Epihack Analytics: A Collaborative Approach for Evaluation & Adoption of Novel Data Sources for Disease Surveillance

Tuesday, June 21, 2016: 4:06 PM
Tubughnenq' 3, Dena'ina Convention Center
Adam Wade Crawley , Skoll Global Threats Fund, San Francisco, CA
Samuel V Scarpino , Santa Fe Institute, Santa Fe, NM
Key Objectives: EpiHack Analytics is a collaborative, cross-sectoral approach to evaluation and integration of novel data sources for disease surveillance. The objectives of this session are to (1) describe the EpiHack Analytics workshop approach, (2) share outcomes from the September 2015 EpiHack Analytics session focused on influenza surveillance, and (3) obtain feedback to improve the process and ensure relevancy for the applied epidemiology sector in the United States. 

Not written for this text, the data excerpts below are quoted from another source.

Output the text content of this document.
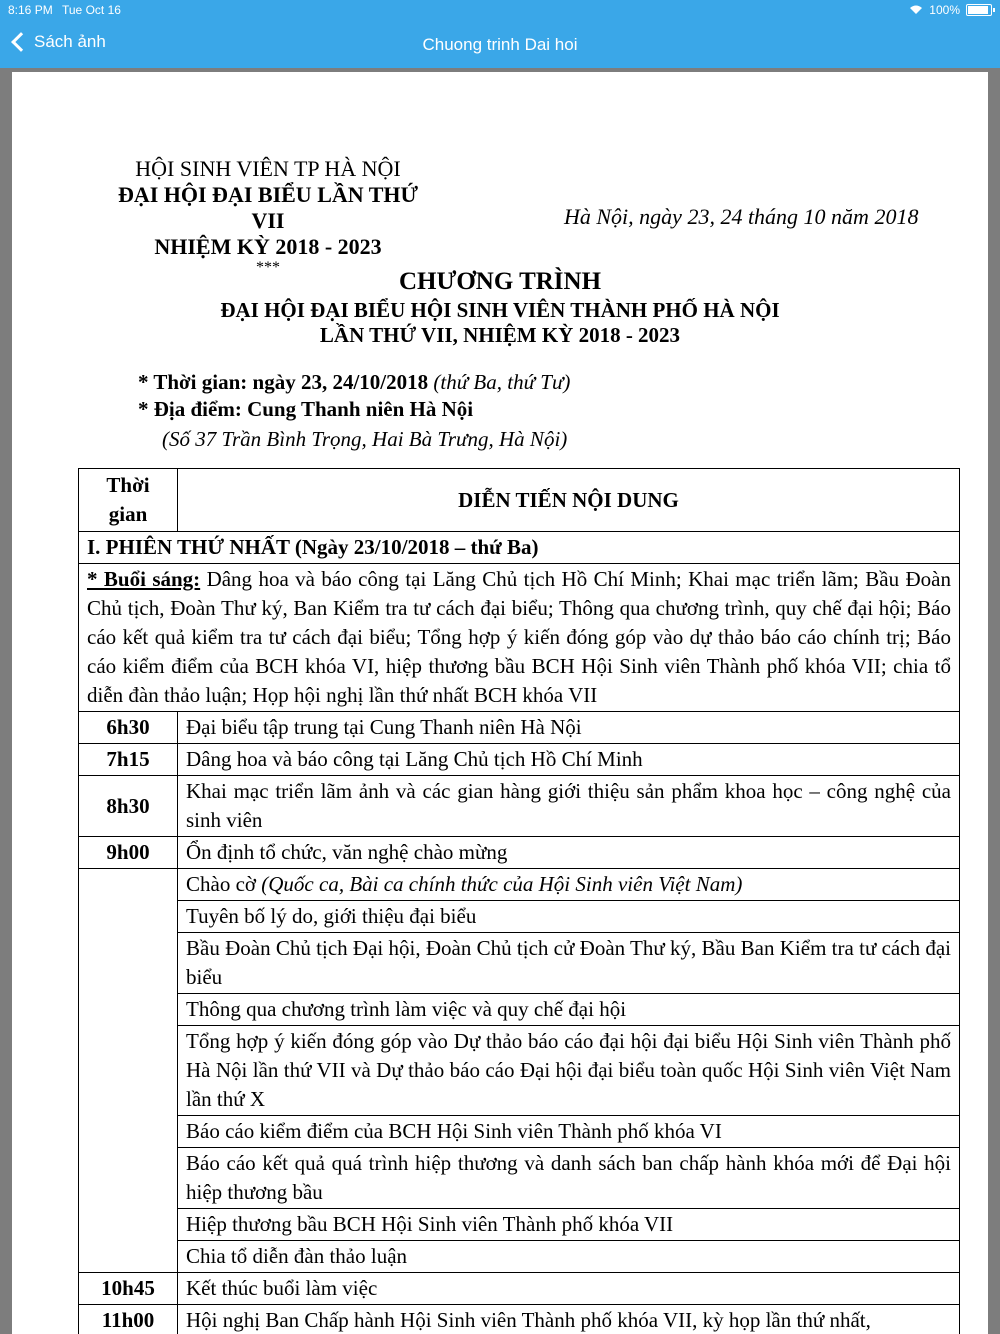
8:16 PM Tue Oct 16	100%
Sách ảnh	Chuong trinh Dai hoi
HỘI SINH VIÊN TP HÀ NỘI
ĐẠI HỘI ĐẠI BIỂU LẦN THỨ VII
NHIỆM KỲ 2018 - 2023
***
Hà Nội, ngày 23, 24 tháng 10 năm 2018
CHƯƠNG TRÌNH
ĐẠI HỘI ĐẠI BIỂU HỘI SINH VIÊN THÀNH PHỐ HÀ NỘI
LẦN THỨ VII, NHIỆM KỲ 2018 - 2023
* Thời gian: ngày 23, 24/10/2018 (thứ Ba, thứ Tư)
* Địa điểm: Cung Thanh niên Hà Nội
(Số 37 Trần Bình Trọng, Hai Bà Trưng, Hà Nội)
Thời gian	DIỄN TIẾN NỘI DUNG
I. PHIÊN THỨ NHẤT (Ngày 23/10/2018 – thứ Ba)	
* Buổi sáng: Dâng hoa và báo công tại Lăng Chủ tịch Hồ Chí Minh; Khai mạc triển lãm; Bầu Đoàn Chủ tịch, Đoàn Thư ký, Ban Kiểm tra tư cách đại biểu; Thông qua chương trình, quy chế đại hội; Báo cáo kết quả kiểm tra tư cách đại biểu; Tổng hợp ý kiến đóng góp vào dự thảo báo cáo chính trị; Báo cáo kiểm điểm của BCH khóa VI, hiệp thương bầu BCH Hội Sinh viên Thành phố khóa VII; chia tổ diễn đàn thảo luận; Họp hội nghị lần thứ nhất BCH khóa VII	
6h30	Đại biểu tập trung tại Cung Thanh niên Hà Nội
7h15	Dâng hoa và báo công tại Lăng Chủ tịch Hồ Chí Minh
8h30	Khai mạc triển lãm ảnh và các gian hàng giới thiệu sản phẩm khoa học – công nghệ của sinh viên
9h00	Ổn định tổ chức, văn nghệ chào mừng
	Chào cờ (Quốc ca, Bài ca chính thức của Hội Sinh viên Việt Nam)
	Tuyên bố lý do, giới thiệu đại biểu
	Bầu Đoàn Chủ tịch Đại hội, Đoàn Chủ tịch cử Đoàn Thư ký, Bầu Ban Kiểm tra tư cách đại biểu
	Thông qua chương trình làm việc và quy chế đại hội
	Tổng hợp ý kiến đóng góp vào Dự thảo báo cáo đại hội đại biểu Hội Sinh viên Thành phố Hà Nội lần thứ VII và Dự thảo báo cáo Đại hội đại biểu toàn quốc Hội Sinh viên Việt Nam lần thứ X
	Báo cáo kiểm điểm của BCH Hội Sinh viên Thành phố khóa VI
	Báo cáo kết quả quá trình hiệp thương và danh sách ban chấp hành khóa mới để Đại hội hiệp thương bầu
	Hiệp thương bầu BCH Hội Sinh viên Thành phố khóa VII
	Chia tổ diễn đàn thảo luận
10h45	Kết thúc buổi làm việc
11h00	Hội nghị Ban Chấp hành Hội Sinh viên Thành phố khóa VII, kỳ họp lần thứ nhất,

Brief Summary:In September 2015 the Skoll Global Threats Fund (SGTF), in partnership the Food Protection and Defense Institute at the University of Minnesota and Dr. Samuel Scarpino of the Santa Fe Institute, convened an EpiHack Analytics (EA) workshop. The 30 attendees included state and local epidemiologists, the CDC, research universities, and the private sector. The two-day event aimed to enable a sample of U.S. health departments to acquire, analyze, and interpret data from the Flu Near You (FNY) participatory surveillance system to complement existing influenza surveillance efforts. Specifically, we focused on constructing open-source data integration and visualization tools using a variety of software environments.

The EA approach evolved from a series of EpiHacks (epidemiology hack-a-thons) supported by SGTF in Cambodia, Thailand, Tanzania, and Brazil from 2013 through 2015. These events convened software developers and health officials to design and prototype data collection tools that addressed gaps in disease surveillance. As these efforts have spawned successful data capture systems, we have begun to address the question of how to analyze and interpret a novel data source for routine disease surveillance.

The EA approach endeavors to create a collaborative atmosphere that provides intellectual space for determining how to incorporate a new dataset into an epidemiologists’ workflow and ensure it’s effective use for public health decision-making. Given the limited bandwidth of most health agencies, an EA approach can result in beneficial outputs that include visualization prototypes, analytic code, and guidance on benefits and limitations of new data sources. In this round table, we will present lessons learned from both the 2015 workshop and from epidemiologists who used FNY data during the 2015-16 influenza season. From this discussion, we hope to gain valuable insight from the audience members on how to scale-up this model to a larger number of public health settings.